Penteadeira

domingo, 23 de outubro de 2016

Olá pai, Lilian, jana...

Sei que vocês não vão me entender, que talvez queiram sair atrás de mim desesperadamente, que acham que eu não sou capaz de me virar sozinha. Talvez eu não seja. Mas convenhamos que chegou a hora daquela menina que, anos atrás, só dava problemas, correr atrás da sua vida. Correr atrás do que ela acha certo na vida e, assim, tentar reparar algum erro que possa ter deixado para trás. Somem essa carta à última e... mais ou menos entenderão o que fui buscar.

Pai e Lilian, sei que fiz um monte de coisa errada e agora estava tomando rumo na vida. Obrigado por me ampararem naquela fase difícil que, nem eu sei como, fui parar. Desculpe a quantidade de merdas que fiz, a quantidade de preocupações, de sofrimentos e outras coisas mais.

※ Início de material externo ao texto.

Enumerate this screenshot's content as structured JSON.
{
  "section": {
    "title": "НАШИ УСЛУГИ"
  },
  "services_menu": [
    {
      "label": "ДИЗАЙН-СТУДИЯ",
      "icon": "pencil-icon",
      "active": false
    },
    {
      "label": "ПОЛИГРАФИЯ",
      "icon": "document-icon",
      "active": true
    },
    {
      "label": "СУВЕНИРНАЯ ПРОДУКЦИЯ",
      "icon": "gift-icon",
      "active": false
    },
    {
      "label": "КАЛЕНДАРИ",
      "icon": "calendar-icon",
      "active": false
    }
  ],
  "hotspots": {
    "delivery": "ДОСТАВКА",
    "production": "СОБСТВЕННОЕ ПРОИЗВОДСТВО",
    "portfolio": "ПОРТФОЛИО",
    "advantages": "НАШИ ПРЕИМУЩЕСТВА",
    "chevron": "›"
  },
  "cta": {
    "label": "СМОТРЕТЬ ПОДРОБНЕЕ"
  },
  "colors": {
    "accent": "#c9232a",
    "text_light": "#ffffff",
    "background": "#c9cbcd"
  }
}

Janaína, pois então... não sei como dizer isso pra você. Mas precisei te dar o cano de novo. Não quis te esperar de manhã porque sei que, assim que chegasse, eu não iria querer sair. Sei que eu ia acabar enxergando minhas conquistas só mudando minhas atitudes e não mudando de ares. Acredito que vá dizer que ir embora assim é bobagem e tudo mais, mas uma hora vai entender.

No mais não vou escrever mais. Só peço que confiem em mim. Preciso desse tempo longe de tudo e de todos pra me achar, sabem? Quero ver quem é a Helena dentro desse corpo, dentro dessa mente. Não vou sumir e pretendo mandar cartas para vocês de tempos em tempos, quem sabe email, ligações... 

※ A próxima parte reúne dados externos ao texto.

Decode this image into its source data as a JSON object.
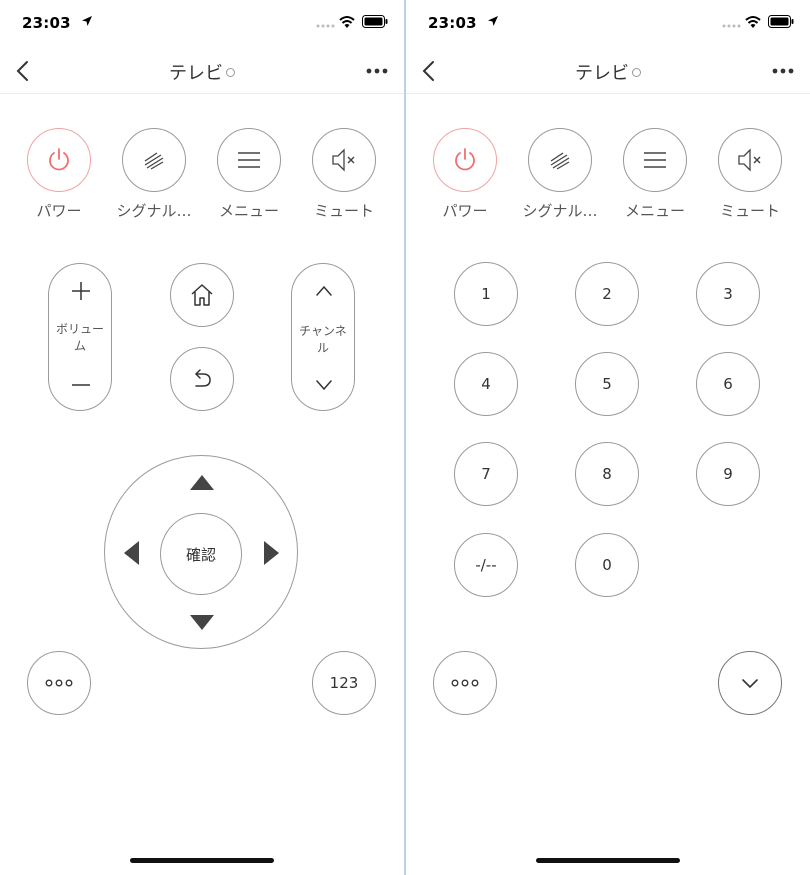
{
  "status_bar": {
    "time": "23:03"
  },
  "nav": {
    "title": "テレビ"
  },
  "top_buttons": [
    {
      "label": "パワー",
      "icon": "power-icon"
    },
    {
      "label": "シグナル…",
      "icon": "signal-icon"
    },
    {
      "label": "メニュー",
      "icon": "menu-icon"
    },
    {
      "label": "ミュート",
      "icon": "mute-icon"
    }
  ],
  "remote": {
    "volume_label": "ボリューム",
    "channel_label": "チャンネル",
    "confirm_label": "確認",
    "numpad_toggle_label": "123"
  },
  "numpad": {
    "keys": [
      "1",
      "2",
      "3",
      "4",
      "5",
      "6",
      "7",
      "8",
      "9",
      "-/--",
      "0"
    ]
  },
  "colors": {
    "accent": "#f06f6f",
    "border": "#9a9a9a",
    "divider": "#b9d3e6"
  }
}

Só peço uma coisa: não tentem me encontrar. Não agora. Preciso desse tempo comigo mesma.

Com amor,
Helena.

Mefistófeles

quarta-feira, 19 de outubro de 2016

É estranho escrever estas linhas. Sério. Eu já comecei esse tipo de carta tantas vezes que não posso me lembrar. Não sei nem se chego ao fim dessa, se a motivação que me colocou a pena à mão se manterá conforme redijo. Muito provavelmente a vontade e o desejo de partida sejam maiores do que a minha capacidade de me manter em pé.

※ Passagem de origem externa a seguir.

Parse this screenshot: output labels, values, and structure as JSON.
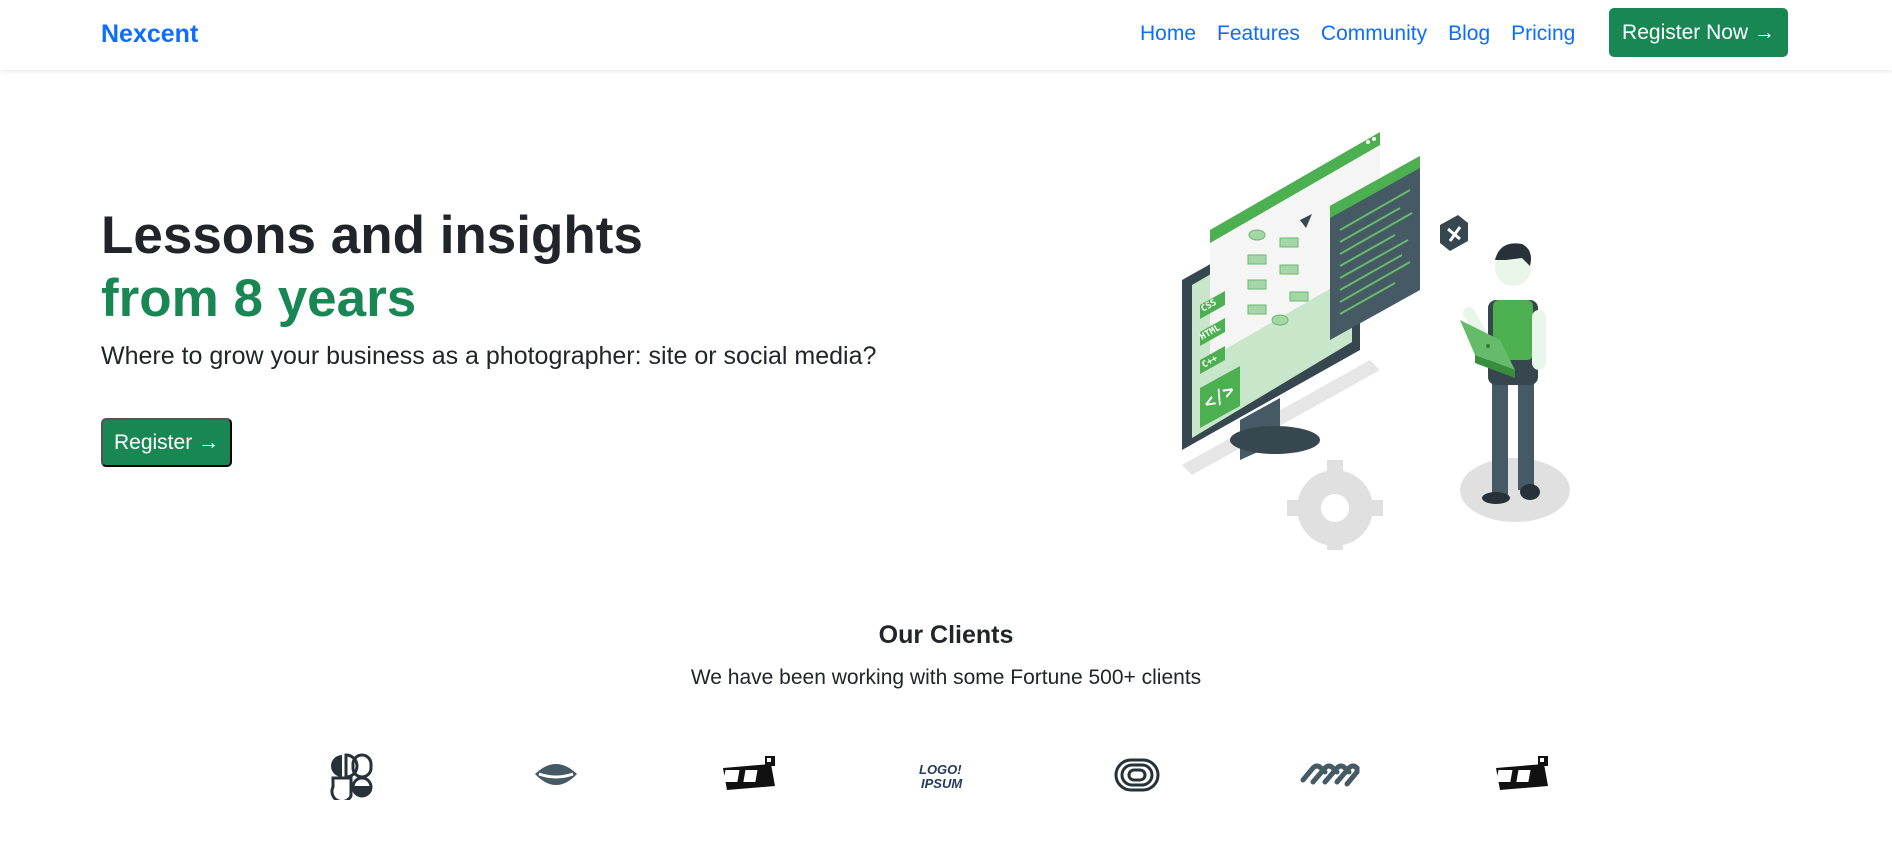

Hoje provavelmente está sendo um dos piores do ano e por isso essa motivação. Não, não teve um grande acontecimento, algo que me fizesse querer desistir nessa altura. Nada demais, apenas a complexidade de tudo, a necessidade de manter tudo junto, de manter todas as marionetes presas aos dedos e de mante-las se movimentando. Explico: eu acredito que todas as coisas da vida são marionetes que controlamos. Na infância temos as marionetes de brincar e de estudar, depois vai aumentando a quantidade de fios, de marionetes... até tudo funcionar certinho muita gente se ferra. Entre elas eu.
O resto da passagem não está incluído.